A review by scrooge3
The Iron Heel by Jack London

3.0

This book is a thinly disguised manifesto of the socialist ideals in vogue at the beginning of the 20th Century. It is only science fiction in the sense that the conceit of the book is that this is the 700-years-in-the-future annotated text of the biography of a key socialist revolutionary.

The interesting thing about the book is how its details of the strife of a hundred years ago is eerily similar to many of the current issues and debates, topics such as income inequality, the aggregation of wealth by a few, the control and corruption of government and the press by powerful business trusts (monopolies), white-collar crime, moral hypocrisy among the wealthy, relief for the unemployed, and worker safety. In other words, not much has changed in over a hundred years. For example, the book states that:

“Of the total number of persons engaged in occupations in the United States, only nine-tenths of one per cent are from the Plutocracy, yet the Plutocracy owns seventy per cent of the total wealth. The middle class owns twenty-four billions. Twenty-nine per cent of those in occupations are from the middle class, and they own twenty-five per cent of the total wealth. Remains the proletariat. It owns four billions. Of all persons in occupations, seventy per cent come from the proletariat; and the proletariat owns four per cent of the total wealth.”

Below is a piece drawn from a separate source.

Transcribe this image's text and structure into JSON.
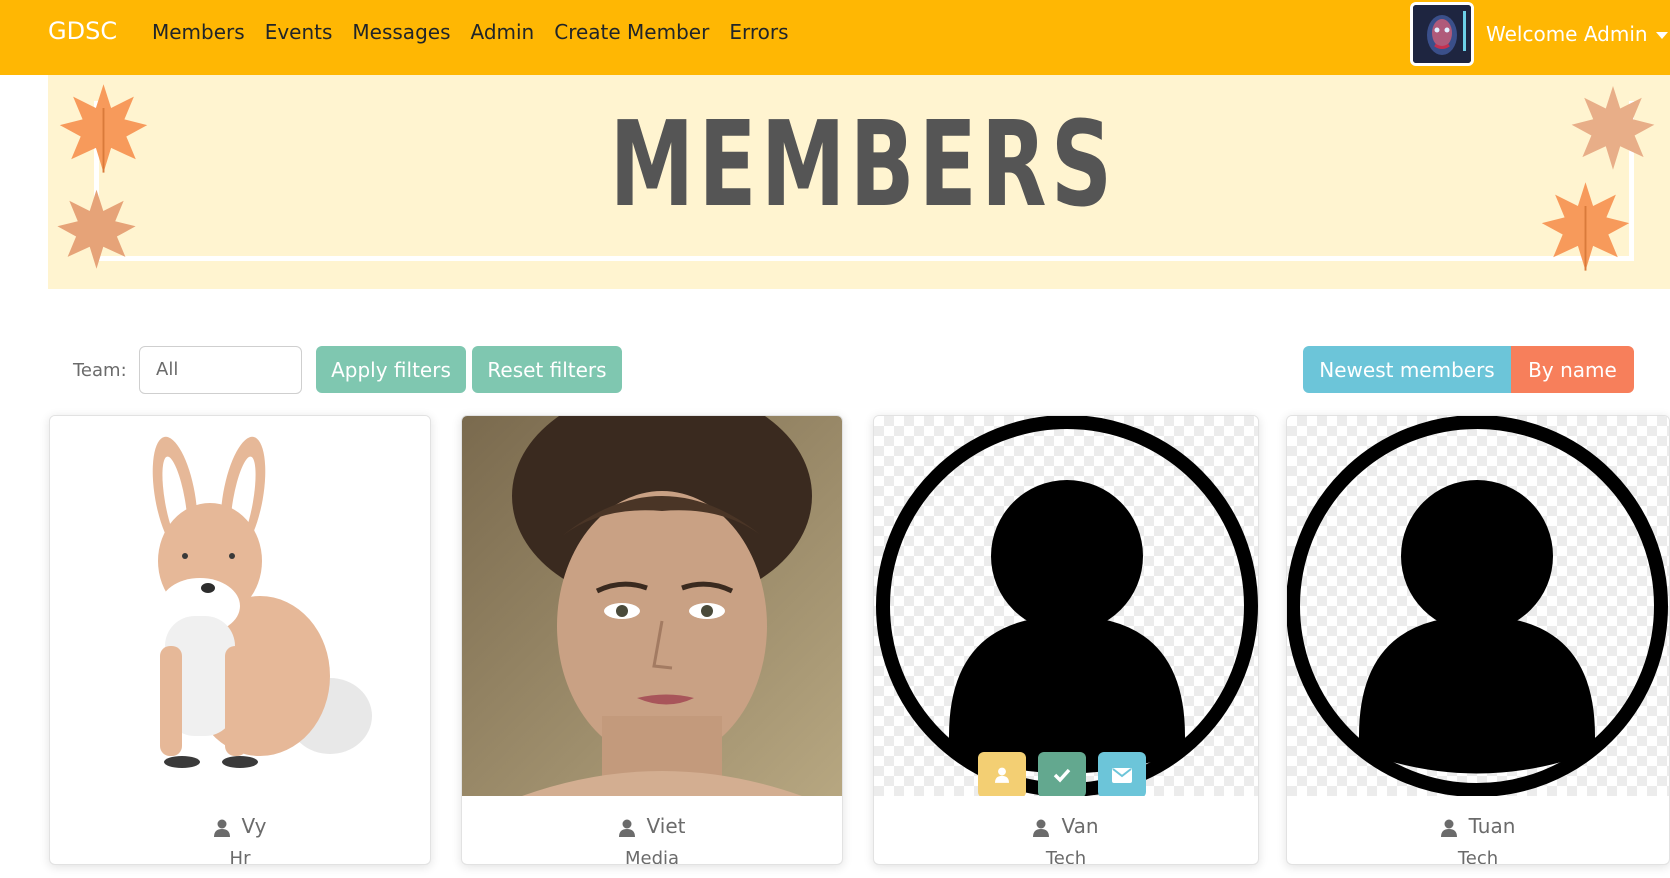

The book assumes that socialism will ultimately replace capitalism:

“Not only is it inevitable that you small capitalists shall pass away, but it is inevitable that the large capitalists, and the trusts also, shall pass away. Remember, the tide of evolution never flows backward. It flows on and on, and it flows from competition to combination, and from little combination to large combination, and from large combination to colossal combination, and it flows on to socialism, which is the most colossal combination of all.”

Despite its polemics, the book is actually quite readable, with a fair amount of action and romance to carry the plot forward. The reader gets to know the revolutionists and is sympathetic towards their plights.